Agilan Thani faces the hard hitting Hiroyuki Tetsuka at ONE: ‘NextGen’ Part II. The event is being broadcast on Friday and the Malaysian is challenging the former welterweight King of Pancrase to test his chin,

“I want to see how strong I am. I’ve only been dropped once in my career and that wasn’t even a knockout where my lights went out. I have to test myself and see if this guy can put my lights out or not. At least I will know how strong my chin is.”

Thani might be better off protecting his chin but he does feel he will be superior to his opponent on the ground,

“My opponent is pretty tough, pretty jacked, pretty ripped. He has strong hands, he definitely has a lot of knockout power. However, I’ve never seen him do much on the ground, and perhaps he doesn’t have any grappling. I’ve never seen him do that, but I’m hoping for the best version of him.”

Mind game

Last time out Tetsuka lost to Murad Ramazanov at ONE: ‘Inside the Matrix’ Part III and Thani feels that fight exposed his opponent’s flaws,

“He got taken down too many times. He was held on the ground for a long time in that fight, and I guess it’s something he should put some effort on. He always tries to knock your lights out, or he tries to take you down and pounds you out. He doesn’t try to pass guard or submit. I’ve never seen him do that.”

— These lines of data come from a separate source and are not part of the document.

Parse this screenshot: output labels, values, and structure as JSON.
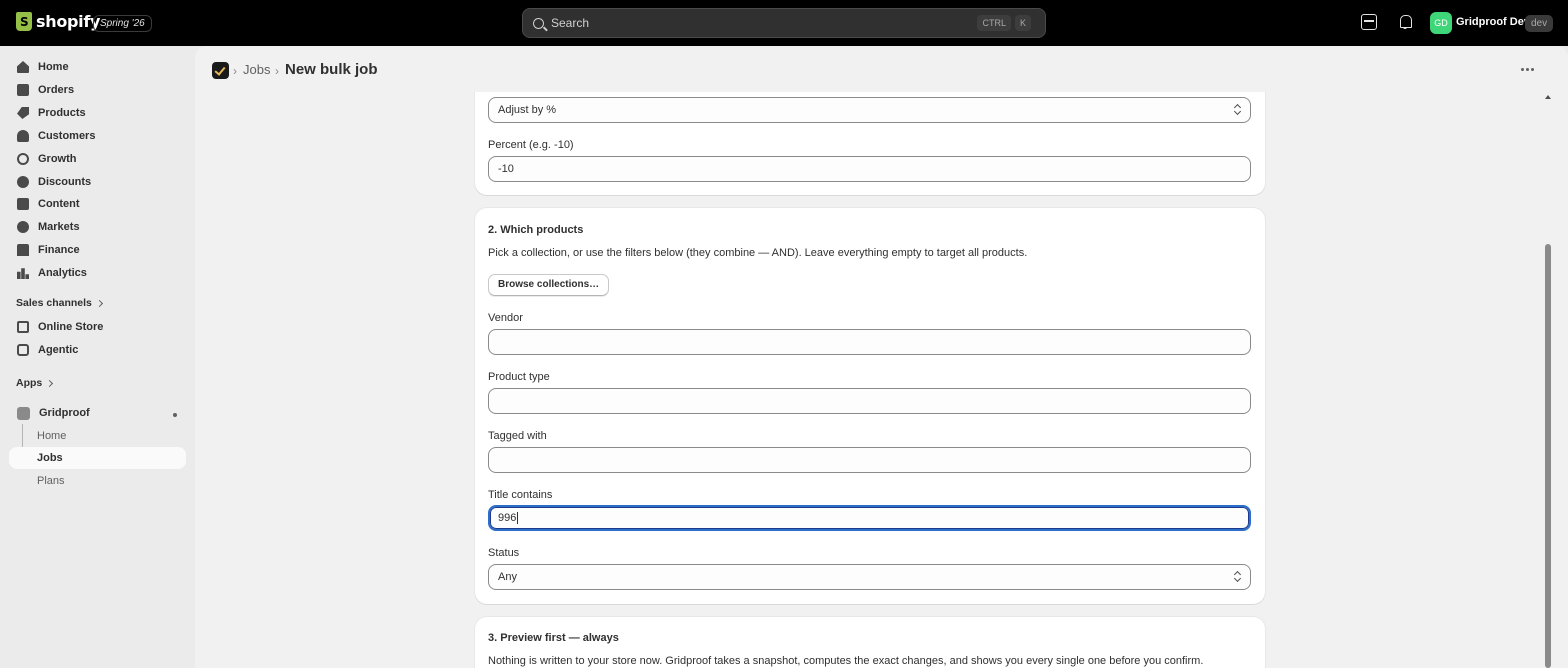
{
  "topbar": {
    "brand": "shopify",
    "edition": "Spring '26",
    "search_placeholder": "Search",
    "shortcut": [
      "CTRL",
      "K"
    ],
    "avatar_initials": "GD",
    "store_name": "Gridproof Dev",
    "env_badge": "dev"
  },
  "sidebar": {
    "items": [
      "Home",
      "Orders",
      "Products",
      "Customers",
      "Growth",
      "Discounts",
      "Content",
      "Markets",
      "Finance",
      "Analytics"
    ],
    "sales_channels_label": "Sales channels",
    "sales_channels": [
      "Online Store",
      "Agentic"
    ],
    "apps_label": "Apps",
    "app_name": "Gridproof",
    "app_subitems": [
      "Home",
      "Jobs",
      "Plans"
    ],
    "active_subitem": "Jobs"
  },
  "header": {
    "breadcrumb_link": "Jobs",
    "title": "New bulk job"
  },
  "card1": {
    "adjust_select": "Adjust by %",
    "percent_label": "Percent (e.g. -10)",
    "percent_value": "-10"
  },
  "card2": {
    "heading": "2. Which products",
    "description": "Pick a collection, or use the filters below (they combine — AND). Leave everything empty to target all products.",
    "browse_button": "Browse collections…",
    "vendor_label": "Vendor",
    "vendor_value": "",
    "product_type_label": "Product type",
    "product_type_value": "",
    "tagged_label": "Tagged with",
    "tagged_value": "",
    "title_contains_label": "Title contains",
    "title_contains_value": "996",
    "status_label": "Status",
    "status_value": "Any"
  },
  "card3": {
    "heading": "3. Preview first — always",
    "description": "Nothing is written to your store now. Gridproof takes a snapshot, computes the exact changes, and shows you every single one before you confirm."
  },
  "colors": {
    "topbar_bg": "#000000",
    "focus_ring": "#2c6ecb",
    "avatar_bg": "#3fd67a"
  }
}
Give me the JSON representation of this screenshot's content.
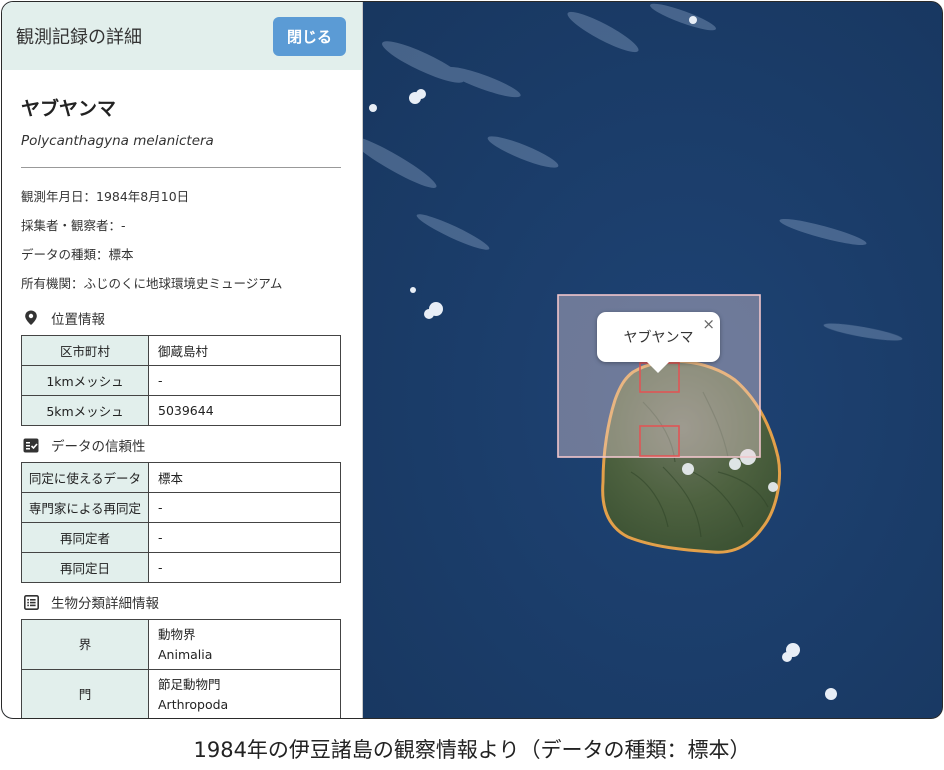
{
  "panel": {
    "title": "観測記録の詳細",
    "close_label": "閉じる",
    "species_ja": "ヤブヤンマ",
    "species_sci": "Polycanthagyna melanictera",
    "meta": [
      "観測年月日：1984年8月10日",
      "採集者・観察者：-",
      "データの種類：標本",
      "所有機関：ふじのくに地球環境史ミュージアム"
    ],
    "location": {
      "title": "位置情報",
      "icon": "map-pin-icon",
      "rows": [
        {
          "key": "区市町村",
          "value": "御蔵島村"
        },
        {
          "key": "1kmメッシュ",
          "value": "-"
        },
        {
          "key": "5kmメッシュ",
          "value": "5039644"
        }
      ]
    },
    "reliability": {
      "title": "データの信頼性",
      "icon": "checklist-icon",
      "rows": [
        {
          "key": "同定に使えるデータ",
          "value": "標本"
        },
        {
          "key": "専門家による再同定",
          "value": "-"
        },
        {
          "key": "再同定者",
          "value": "-"
        },
        {
          "key": "再同定日",
          "value": "-"
        }
      ]
    },
    "taxonomy": {
      "title": "生物分類詳細情報",
      "icon": "list-icon",
      "rows": [
        {
          "key": "界",
          "value_ja": "動物界",
          "value_en": "Animalia"
        },
        {
          "key": "門",
          "value_ja": "節足動物門",
          "value_en": "Arthropoda"
        }
      ]
    }
  },
  "map": {
    "popup_label": "ヤブヤンマ",
    "popup_close": "×",
    "colors": {
      "ocean": "#1f3f6e",
      "island": "#4a5e3c",
      "coast": "#e2a04a",
      "mesh_5km": "#f0c6cc",
      "mesh_1km": "#e05555"
    }
  },
  "caption": "1984年の伊豆諸島の観察情報より（データの種類：標本）"
}
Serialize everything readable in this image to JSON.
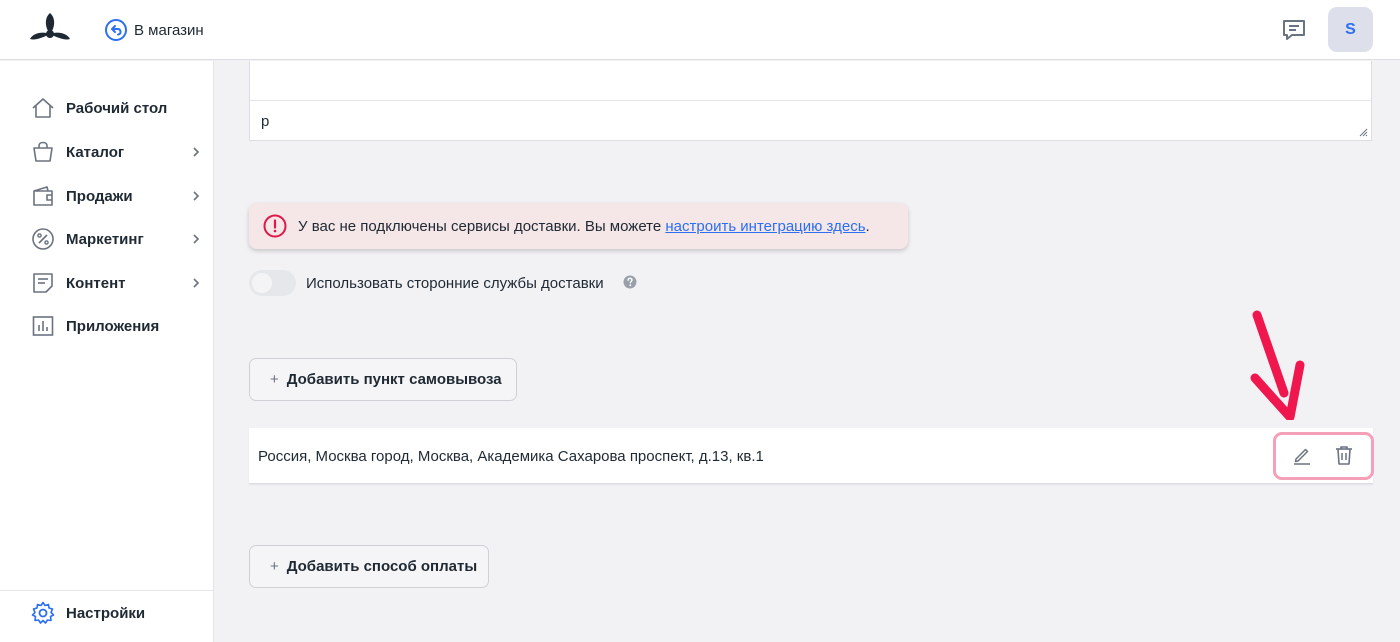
{
  "header": {
    "back_label": "В магазин",
    "avatar_letter": "S"
  },
  "sidebar": {
    "items": [
      {
        "label": "Рабочий стол",
        "icon": "home-icon"
      },
      {
        "label": "Каталог",
        "icon": "bag-icon"
      },
      {
        "label": "Продажи",
        "icon": "wallet-icon"
      },
      {
        "label": "Маркетинг",
        "icon": "percent-icon"
      },
      {
        "label": "Контент",
        "icon": "document-icon"
      },
      {
        "label": "Приложения",
        "icon": "chart-icon"
      }
    ],
    "settings_label": "Настройки"
  },
  "form": {
    "textarea_value": "р"
  },
  "alert": {
    "text": "У вас не подключены сервисы доставки. Вы можете ",
    "link": "настроить интеграцию здесь",
    "suffix": "."
  },
  "delivery": {
    "toggle_label": "Использовать сторонние службы доставки"
  },
  "pickup": {
    "add_label": "Добавить пункт самовывоза",
    "address": "Россия, Москва город, Москва, Академика Сахарова проспект, д.13, кв.1"
  },
  "payment": {
    "add_label": "Добавить способ оплаты"
  },
  "colors": {
    "accent": "#2b6ff2",
    "alert_bg": "#f5e6e7",
    "alert_icon": "#e0184a",
    "annotation": "#f0174f"
  }
}
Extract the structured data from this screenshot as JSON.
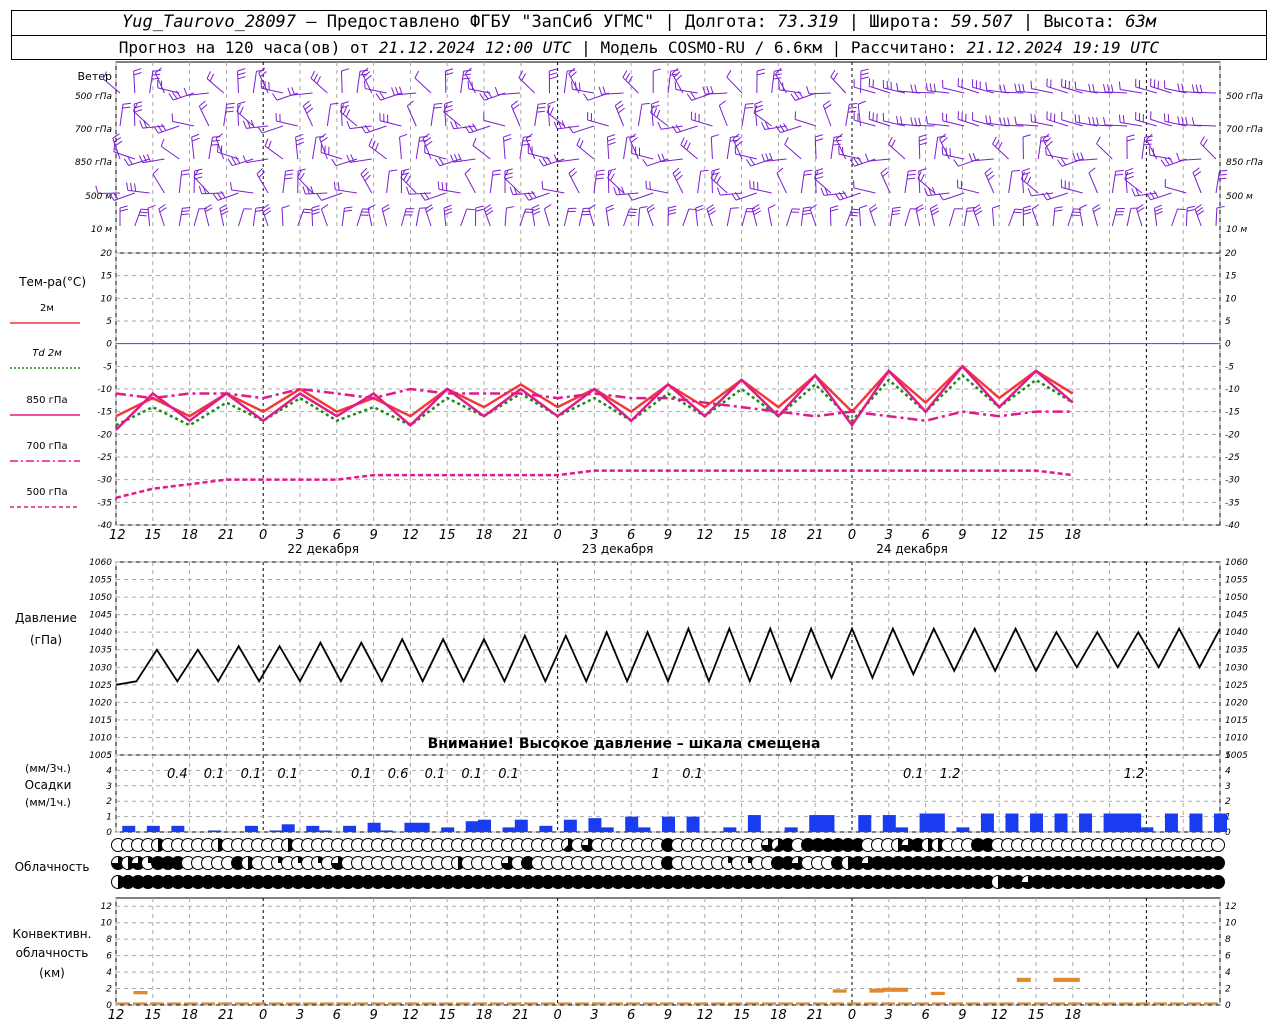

Tetsuka has an impressive physique. Thani, who has competed at middleweight, is unlikely to win any bodybuilding contests but he doesn’t feel this will be a factor,

“It wouldn’t matter. Most of the guys I fight now are as strong as I am. I’ve fought stronger guys and been able to weather the storm. I’ve absorbed really good shots, so at this point, strength doesn’t matter. What matters is whose mind is sharper, who can think faster and more efficiently than the other,” he said.

Faster and smarter

He made his pro debut on a ONE Championship card in 2015 and has fought 15 times for the promotion. Thani feels this experience will be an advantage,

“It’s all about preparation and also being more composed. The older you get, the more composed you must be. We can’t fight like how we used to fight back then, just going in there to try and bull-rush. These days, the guys are faster and smarter.”

Thani has spent time training at various camps in the US. But he is back in Malaysia and says his preparation for this contest has been perfect,

“Training is way harder compared to back in the day. However, I have adapted to it. It’s going into my second year since I left Monarchy MMA. My head coach is pretty much still Conrado Furlan, and I work with another professor called Oswaldo, he’s a Brazilian Jiu-Jitsu black belt.”

Submission skills

Thani has continued training throughout the pandemic and found a way to work out even when he couldn’t go to the gym,

“Even though lockdowns were imposed, I was still able to get some training in. I’ve just been doing it at home, going to my friends’ places, and so on. At the end of the day, we’ve got to do what we have to do. Because if we don’t train every day, we’re going to be super unfit to step in and compete.”

While he says he has been working on his striking Thani thinks it is his submission skills that will make the difference,

“I believe it will be won by taking him down and keeping him down. I want to dominate him on the ground.”